Why is Italy appealing to investors?
When it comes to FDI (Foreign Direct Investment), Italy has some pretty strong drawcards. Included in its arsenal of appeal is a diversified economy, a skilled workforce, good infrastructure, a key manufacturer in the global economy, a position as one of the biggest markets in the EU, and finally – a strategic location that places it at the crossroads between Europe, North Africa and the Middle East. Italy’s industrial sector is formidable, its SME’s (small and medium-sized enterprises) are very competitive in the export market and the country is host to major trade shows that attract more than 400 thousand visitors. Italy is also renowned for its solid infrastructure, although this is region-dependent. Technical expertise go hand in hand with a skilled workforce and as of late the government has been investing in technology and digitisation for public admin, looking to further promote ‘Made in Italy’, and streamlining collaborative efforts between education facilities and research entities.

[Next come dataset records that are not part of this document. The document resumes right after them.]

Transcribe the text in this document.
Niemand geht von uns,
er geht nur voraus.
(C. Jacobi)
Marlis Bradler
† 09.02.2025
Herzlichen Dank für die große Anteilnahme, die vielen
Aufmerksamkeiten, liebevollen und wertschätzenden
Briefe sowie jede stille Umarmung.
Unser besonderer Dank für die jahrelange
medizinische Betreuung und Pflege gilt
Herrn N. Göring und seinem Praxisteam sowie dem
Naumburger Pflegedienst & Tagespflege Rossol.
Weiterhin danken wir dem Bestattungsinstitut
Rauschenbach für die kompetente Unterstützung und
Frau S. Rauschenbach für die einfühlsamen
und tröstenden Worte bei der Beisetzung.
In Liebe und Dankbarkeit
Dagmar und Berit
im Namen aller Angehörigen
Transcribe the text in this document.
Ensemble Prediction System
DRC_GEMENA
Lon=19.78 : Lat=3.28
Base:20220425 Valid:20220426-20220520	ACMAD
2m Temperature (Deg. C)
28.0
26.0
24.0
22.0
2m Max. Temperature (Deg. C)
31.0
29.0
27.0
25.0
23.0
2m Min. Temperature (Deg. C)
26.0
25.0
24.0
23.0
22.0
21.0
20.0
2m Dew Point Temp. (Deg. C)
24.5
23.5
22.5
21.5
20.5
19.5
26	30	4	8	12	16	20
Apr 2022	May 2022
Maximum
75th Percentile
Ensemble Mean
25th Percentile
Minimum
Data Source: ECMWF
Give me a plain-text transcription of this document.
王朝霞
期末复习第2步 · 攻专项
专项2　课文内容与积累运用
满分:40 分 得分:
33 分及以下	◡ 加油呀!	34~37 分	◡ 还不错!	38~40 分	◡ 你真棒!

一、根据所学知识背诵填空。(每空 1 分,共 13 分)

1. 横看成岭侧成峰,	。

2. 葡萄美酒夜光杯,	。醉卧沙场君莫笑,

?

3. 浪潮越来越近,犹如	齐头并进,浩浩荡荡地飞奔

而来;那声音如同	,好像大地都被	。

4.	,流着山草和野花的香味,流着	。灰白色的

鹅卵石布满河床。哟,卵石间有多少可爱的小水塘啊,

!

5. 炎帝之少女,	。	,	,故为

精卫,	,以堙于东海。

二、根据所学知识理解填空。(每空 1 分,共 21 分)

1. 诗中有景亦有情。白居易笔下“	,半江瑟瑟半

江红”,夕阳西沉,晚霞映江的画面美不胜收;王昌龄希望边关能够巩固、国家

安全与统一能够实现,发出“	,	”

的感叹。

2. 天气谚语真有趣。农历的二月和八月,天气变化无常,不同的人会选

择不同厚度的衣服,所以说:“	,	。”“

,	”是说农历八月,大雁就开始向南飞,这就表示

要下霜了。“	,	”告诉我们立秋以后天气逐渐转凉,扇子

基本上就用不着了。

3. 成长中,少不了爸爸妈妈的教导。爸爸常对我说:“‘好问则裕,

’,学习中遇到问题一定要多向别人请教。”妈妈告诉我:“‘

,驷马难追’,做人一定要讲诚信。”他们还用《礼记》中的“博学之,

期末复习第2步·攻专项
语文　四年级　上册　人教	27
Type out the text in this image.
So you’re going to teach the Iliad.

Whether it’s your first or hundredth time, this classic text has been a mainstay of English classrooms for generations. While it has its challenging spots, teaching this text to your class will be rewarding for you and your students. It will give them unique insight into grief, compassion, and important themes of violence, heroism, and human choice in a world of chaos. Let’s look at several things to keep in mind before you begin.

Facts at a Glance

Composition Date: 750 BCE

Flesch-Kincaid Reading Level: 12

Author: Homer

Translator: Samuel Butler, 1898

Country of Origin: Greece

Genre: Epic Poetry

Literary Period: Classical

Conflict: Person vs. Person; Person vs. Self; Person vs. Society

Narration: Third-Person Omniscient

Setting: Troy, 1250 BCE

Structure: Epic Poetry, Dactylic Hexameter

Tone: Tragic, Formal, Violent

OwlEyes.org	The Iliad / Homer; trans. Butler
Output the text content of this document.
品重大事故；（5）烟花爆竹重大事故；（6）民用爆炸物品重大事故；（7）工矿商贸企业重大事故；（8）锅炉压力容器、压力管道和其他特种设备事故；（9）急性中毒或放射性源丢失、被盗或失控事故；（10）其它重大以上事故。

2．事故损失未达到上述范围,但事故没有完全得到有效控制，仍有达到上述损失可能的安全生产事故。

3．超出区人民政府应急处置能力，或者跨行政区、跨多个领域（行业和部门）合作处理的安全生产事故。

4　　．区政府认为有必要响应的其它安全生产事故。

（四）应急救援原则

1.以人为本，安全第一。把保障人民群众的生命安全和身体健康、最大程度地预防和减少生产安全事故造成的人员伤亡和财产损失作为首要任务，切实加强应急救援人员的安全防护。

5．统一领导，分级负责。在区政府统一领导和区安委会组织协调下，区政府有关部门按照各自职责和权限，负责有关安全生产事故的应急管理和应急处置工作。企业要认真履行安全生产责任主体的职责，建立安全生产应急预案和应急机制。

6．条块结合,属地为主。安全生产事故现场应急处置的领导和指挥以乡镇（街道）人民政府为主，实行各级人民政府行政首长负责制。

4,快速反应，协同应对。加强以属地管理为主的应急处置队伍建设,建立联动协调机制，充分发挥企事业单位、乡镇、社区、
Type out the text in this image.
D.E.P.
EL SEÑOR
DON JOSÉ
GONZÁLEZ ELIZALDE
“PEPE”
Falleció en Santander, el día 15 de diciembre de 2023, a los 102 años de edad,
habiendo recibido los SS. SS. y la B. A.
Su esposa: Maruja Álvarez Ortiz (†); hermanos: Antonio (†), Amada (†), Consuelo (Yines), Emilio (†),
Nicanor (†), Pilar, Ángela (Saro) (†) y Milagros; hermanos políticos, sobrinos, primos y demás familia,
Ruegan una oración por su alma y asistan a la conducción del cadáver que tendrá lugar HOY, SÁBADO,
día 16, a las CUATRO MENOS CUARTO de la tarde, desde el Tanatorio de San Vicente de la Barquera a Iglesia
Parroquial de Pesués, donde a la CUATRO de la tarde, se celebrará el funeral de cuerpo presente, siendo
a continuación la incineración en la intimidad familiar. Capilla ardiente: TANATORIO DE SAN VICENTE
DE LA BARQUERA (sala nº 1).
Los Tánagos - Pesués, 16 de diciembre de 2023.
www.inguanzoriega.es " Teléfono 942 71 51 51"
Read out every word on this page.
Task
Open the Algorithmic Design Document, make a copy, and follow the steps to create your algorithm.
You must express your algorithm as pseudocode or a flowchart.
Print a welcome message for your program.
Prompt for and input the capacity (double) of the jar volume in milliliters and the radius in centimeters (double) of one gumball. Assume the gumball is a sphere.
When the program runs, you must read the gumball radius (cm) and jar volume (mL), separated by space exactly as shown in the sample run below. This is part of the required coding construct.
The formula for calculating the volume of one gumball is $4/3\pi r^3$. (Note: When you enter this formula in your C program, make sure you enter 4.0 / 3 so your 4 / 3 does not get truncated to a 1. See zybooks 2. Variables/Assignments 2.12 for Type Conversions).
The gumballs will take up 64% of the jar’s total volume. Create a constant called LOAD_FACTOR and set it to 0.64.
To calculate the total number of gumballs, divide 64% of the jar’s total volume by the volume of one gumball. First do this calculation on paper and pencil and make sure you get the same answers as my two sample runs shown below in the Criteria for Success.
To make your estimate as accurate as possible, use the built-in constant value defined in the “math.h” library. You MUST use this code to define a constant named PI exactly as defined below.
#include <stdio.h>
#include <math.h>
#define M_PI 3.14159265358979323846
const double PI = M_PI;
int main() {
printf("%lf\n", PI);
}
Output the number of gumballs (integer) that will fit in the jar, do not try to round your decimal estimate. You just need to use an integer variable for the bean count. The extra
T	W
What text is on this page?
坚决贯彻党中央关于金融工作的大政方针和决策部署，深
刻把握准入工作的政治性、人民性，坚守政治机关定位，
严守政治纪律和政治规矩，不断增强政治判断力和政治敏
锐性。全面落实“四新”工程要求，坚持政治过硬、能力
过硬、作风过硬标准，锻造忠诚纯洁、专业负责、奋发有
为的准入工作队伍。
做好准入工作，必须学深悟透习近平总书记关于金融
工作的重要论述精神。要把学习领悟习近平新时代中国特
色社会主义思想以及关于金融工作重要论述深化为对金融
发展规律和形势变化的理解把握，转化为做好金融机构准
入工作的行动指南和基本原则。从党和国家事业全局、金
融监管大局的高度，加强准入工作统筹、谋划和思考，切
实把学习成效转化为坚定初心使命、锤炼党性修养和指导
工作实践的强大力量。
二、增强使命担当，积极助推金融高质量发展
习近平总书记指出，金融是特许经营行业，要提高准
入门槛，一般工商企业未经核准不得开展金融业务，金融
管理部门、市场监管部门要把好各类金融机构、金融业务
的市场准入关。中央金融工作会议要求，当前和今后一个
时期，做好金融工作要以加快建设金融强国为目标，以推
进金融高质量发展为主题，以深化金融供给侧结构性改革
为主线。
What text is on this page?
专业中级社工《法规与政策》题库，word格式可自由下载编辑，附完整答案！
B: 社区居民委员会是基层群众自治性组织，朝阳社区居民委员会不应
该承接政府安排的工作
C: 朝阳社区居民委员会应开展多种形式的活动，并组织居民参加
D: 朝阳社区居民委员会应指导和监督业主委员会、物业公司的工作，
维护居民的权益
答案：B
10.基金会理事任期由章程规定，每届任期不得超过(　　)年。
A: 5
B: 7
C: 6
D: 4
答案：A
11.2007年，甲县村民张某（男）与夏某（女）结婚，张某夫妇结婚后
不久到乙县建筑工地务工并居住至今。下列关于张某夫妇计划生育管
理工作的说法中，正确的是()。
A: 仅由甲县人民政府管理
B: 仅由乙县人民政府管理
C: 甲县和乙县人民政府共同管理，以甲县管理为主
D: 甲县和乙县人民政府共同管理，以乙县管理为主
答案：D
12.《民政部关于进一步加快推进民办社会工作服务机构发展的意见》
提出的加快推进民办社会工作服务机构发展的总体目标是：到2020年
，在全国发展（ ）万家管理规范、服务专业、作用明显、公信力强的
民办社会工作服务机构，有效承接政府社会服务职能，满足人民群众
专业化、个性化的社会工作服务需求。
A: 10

In essence, Italy has a slew of positive attributes that contribute to its appeal to foreign investors.
Ripe for investment, ripe for trading
There are an array of financial media outlets that provide the latest news on the stock market in Milan. And for anyone looking to invest in stocks or trade in derivatives on the Italian stock exchange, financial news is of paramount importance. A country’s economy is intrinsically linked to its stock exchange, providing traders and investors with new lucrative possibilities specific to that country. Italy’s aforementioned qualities combined with its government initiatives make it both ripe for investment and ripe for trading. Like most stock exchanges, there are long term and short term investment opportunities – each with its own set of benefits and pitfalls. Those who partake in short term investments on Italy’s stock exchange expose themselves to a more volatile environment while those who dabble in long term investments can face less risk or even take on more risks due to the amount of time allotted to the investment – recovery is bound to occur if there’s enough time and the stock has enough growth potential. Traders who prefer short terms investments should if possible, rather invest in blue-chips stocks or one’s on par; in this case Fiat Chrysler or Ferrari would be good options.